Now, I love The Ten Commandments – it was made during a time “when movies were movies”. Although parts of it were biblically inaccurate, it told a great story and the special effects were grand and spectacular. I still can’t get enough of the parting of the Red Sea; it was the Avatar of its day. But my thoughts are elsewhere today; I’m drawn to the other side of that miracle. After the brouhaha died down. After Pharaoh, his charioteers and their horses were gone in one fell swoop. After the Israelites crossed the Red Sea, as if on dry land. After this great miracle of deliverance, what happened? The Israelites completely forgot who delivered them. God gave them water when they were thirsty in the desert and provided manna from heaven to make bread. He even gave them meat when they grumbled and complained. Yet they spurned Moses and rebelled against God many times. They didn’t trust that God wanted the best for them and that he would take care of them, despite how many times he had proven himself.
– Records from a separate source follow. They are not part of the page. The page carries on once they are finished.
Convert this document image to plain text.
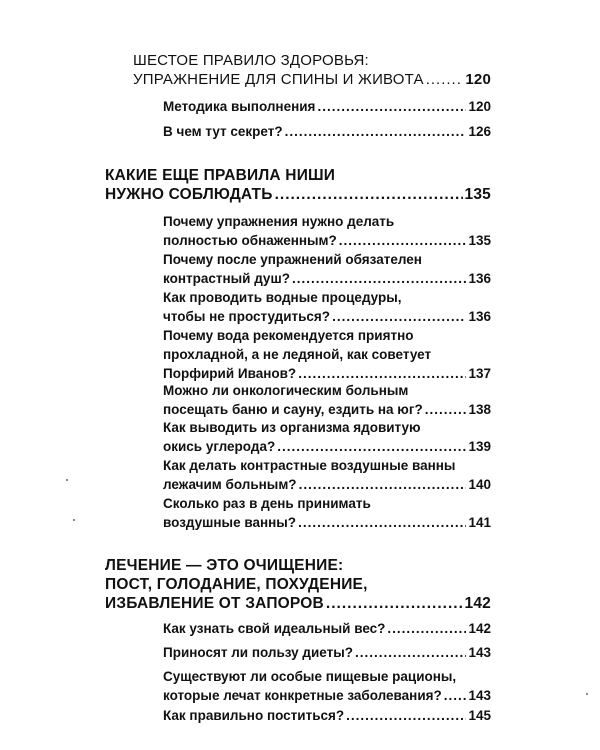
ШЕСТОЕ ПРАВИЛО ЗДОРОВЬЯ:
УПРАЖНЕНИЕ ДЛЯ СПИНЫ И ЖИВОТА .....	120
Методика выполнения .....	120
В чем тут секрет? .....	126
КАКИЕ ЕЩЕ ПРАВИЛА НИШИ
НУЖНО СОБЛЮДАТЬ .....	135
Почему упражнения нужно делать
полностью обнаженным? .....	135
Почему после упражнений обязателен
контрастный душ? .....	136
Как проводить водные процедуры,
чтобы не простудиться? .....	136
Почему вода рекомендуется приятно
прохладной, а не ледяной, как советует
Порфирий Иванов? .....	137
Можно ли онкологическим больным
посещать баню и сауну, ездить на юг? .....	138
Как выводить из организма ядовитую
окись углерода? .....	139
Как делать контрастные воздушные ванны
лежачим больным? .....	140
Сколько раз в день принимать
воздушные ванны? .....	141
ЛЕЧЕНИЕ — ЭТО ОЧИЩЕНИЕ:
ПОСТ, ГОЛОДАНИЕ, ПОХУДЕНИЕ,
ИЗБАВЛЕНИЕ ОТ ЗАПОРОВ .....	142
Как узнать свой идеальный вес? .....	142
Приносят ли пользу диеты? .....	143
Существуют ли особые пищевые рационы,
которые лечат конкретные заболевания? ..... 143
Как правильно поститься? .....	145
It can be said that you can only trust someone as well as you know them. As a mom, this is vividly illustrated each time my kids ask if they can go somewhere, with someone. My answer is always the same – it depends. How well do I know the person you’re going with? Do I know their family? How responsible is the parent with their own children? I could not, in good conscience, leave my children with a parent that did not exhibit the same care as I did with my own. Trust is not given lightly, it’s based on relationships. I know how well I can trust you in the future, based on what you’ve done in the past. When I have issues with trust, it’s usually because I remember a person’s track record all too well.
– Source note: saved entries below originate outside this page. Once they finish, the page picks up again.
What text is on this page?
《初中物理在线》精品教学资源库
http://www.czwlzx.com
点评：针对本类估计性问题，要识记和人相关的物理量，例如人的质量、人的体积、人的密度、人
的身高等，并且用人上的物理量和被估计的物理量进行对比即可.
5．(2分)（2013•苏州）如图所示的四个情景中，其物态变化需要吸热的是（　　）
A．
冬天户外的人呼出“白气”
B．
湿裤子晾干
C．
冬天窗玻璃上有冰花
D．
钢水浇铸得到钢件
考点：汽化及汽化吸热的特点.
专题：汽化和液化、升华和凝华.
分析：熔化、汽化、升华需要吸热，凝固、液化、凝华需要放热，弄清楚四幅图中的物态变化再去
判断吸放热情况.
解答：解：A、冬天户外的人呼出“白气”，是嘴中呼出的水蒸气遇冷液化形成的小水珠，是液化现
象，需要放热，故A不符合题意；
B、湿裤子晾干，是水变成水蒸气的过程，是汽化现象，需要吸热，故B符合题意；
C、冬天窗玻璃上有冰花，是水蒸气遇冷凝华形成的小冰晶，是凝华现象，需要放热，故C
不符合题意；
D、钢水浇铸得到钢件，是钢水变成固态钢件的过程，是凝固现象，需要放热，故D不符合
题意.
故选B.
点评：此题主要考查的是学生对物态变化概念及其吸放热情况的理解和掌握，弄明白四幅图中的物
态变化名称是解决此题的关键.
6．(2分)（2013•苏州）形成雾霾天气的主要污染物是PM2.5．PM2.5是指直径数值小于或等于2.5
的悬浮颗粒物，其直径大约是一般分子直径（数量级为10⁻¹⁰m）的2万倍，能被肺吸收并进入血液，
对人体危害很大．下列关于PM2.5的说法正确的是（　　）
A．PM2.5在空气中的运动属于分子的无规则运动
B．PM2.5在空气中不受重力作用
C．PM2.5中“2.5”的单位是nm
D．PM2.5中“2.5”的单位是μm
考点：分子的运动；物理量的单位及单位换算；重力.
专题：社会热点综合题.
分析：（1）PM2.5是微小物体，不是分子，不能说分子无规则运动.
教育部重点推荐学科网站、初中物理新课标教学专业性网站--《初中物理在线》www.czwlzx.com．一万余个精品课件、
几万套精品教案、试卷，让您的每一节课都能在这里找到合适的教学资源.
Still, I’ve been as guilty as the Israelites in the past; I had problems remembering what God has already done. This memory loss brought on anxiety. Over and over, I worried and fretted, questioned his ability to take care of me. Wondered if he cared. And the answer came back the same every time – he’s proven that I can trust him, so I will. He continues to show me. Sometimes, I get these huge, earth shattering, parting-of-the-Red-Sea revelations and at other times he reminds me in small ways. Like when my check engine light came on for a week and then, just as suddenly went off. That may seem like a small thing but for me, it was huge. It meant that I didn’t have to pay a repair bill or suffer the inconvenience of being without my car during a really hectic time in my life. It was just one less thing to deal with and I appreciated it. “Thank you, Lord,” I whispered, just as grateful for the small miracle as I am for the large.
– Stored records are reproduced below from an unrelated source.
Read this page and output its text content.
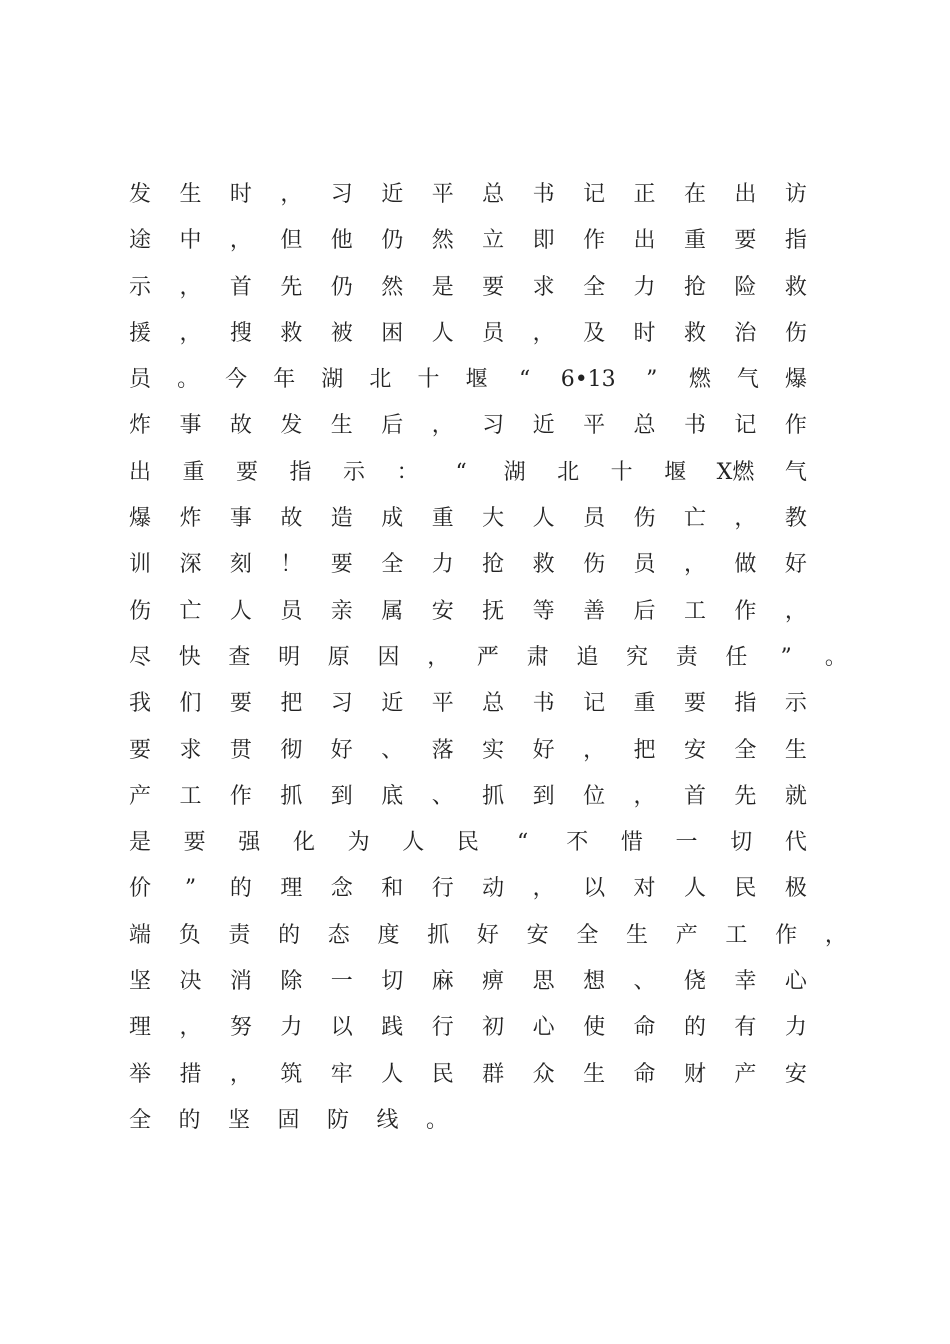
发 生 时 ， 习 近 平 总 书 记 正 在 出 访
途 中 ， 但 他 仍 然 立 即 作 出 重 要 指
示 ， 首 先 仍 然 是 要 求 全 力 抢 险 救
援 ， 搜 救 被 困 人 员 ， 及 时 救 治 伤
员 。 今 年 湖 北 十 堰 “ 6•13 ” 燃 气 爆
炸 事 故 发 生 后 ， 习 近 平 总 书 记 作
出 重 要 指 示 ： “ 湖 北 十 堰 X燃 气
爆 炸 事 故 造 成 重 大 人 员 伤 亡 ， 教
训 深 刻 ！ 要 全 力 抢 救 伤 员 ， 做 好
伤 亡 人 员 亲 属 安 抚 等 善 后 工 作 ，
尽 快 查 明 原 因 ， 严 肃 追 究 责 任 ” 。
我 们 要 把 习 近 平 总 书 记 重 要 指 示
要 求 贯 彻 好 、 落 实 好 ， 把 安 全 生
产 工 作 抓 到 底 、 抓 到 位 ， 首 先 就
是 要 强 化 为 人 民 “ 不 惜 一 切 代
价 ” 的 理 念 和 行 动 ， 以 对 人 民 极
端 负 责 的 态 度 抓 好 安 全 生 产 工 作 ，
坚 决 消 除 一 切 麻 痹 思 想 、 侥 幸 心
理 ， 努 力 以 践 行 初 心 使 命 的 有 力
举 措 ， 筑 牢 人 民 群 众 生 命 财 产 安
全 的 坚 固 防 线 。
Today is my daughter’s birthday. The big 18! She’s ecstatic, over the moon excited. Her dilemma today is the same as it is every birthday – will anyone care? Will anyone remember? Will anyone try to make her day special? My daughter expends a lot of energy towards making everyone else’s day special. She loves holidays and all the trappings. Birthdays, she celebrates with a special kind of fervor. But she is never satisfied. At the end of the day, she is usually unhappy because she didn’t get the kind of commitment and attention to her day that she’s given to others. She expects that when she puts out that kind of effort, she should get a return. And she’s right. She should and she will. But often she looks for the return to come from the folks she’s invested it in. It doesn’t always happen that way – sometimes a complete stranger can bless you. If you’re so busy looking at what you don’t have or what people didn’t do, you’ll miss it.
I passed on to her a lesson that I’ve learned over time. If you put out good things, they’ll come back to you. You can trust that. If you have good friends, trust them to be kind to you and treat you well on your special day (but also take some responsibility for making your own day great). And you can trust that God loves you and wants the best for you – he’s concerned about even the small things in your life. Like whether your birthday is great or if the check engine light is on in your car. Or when you don’t get the things or the recognition you feel you deserve. Or when you are mistreated and your character maligned. Remember, you can trust him to care. You can trust him to take care of you.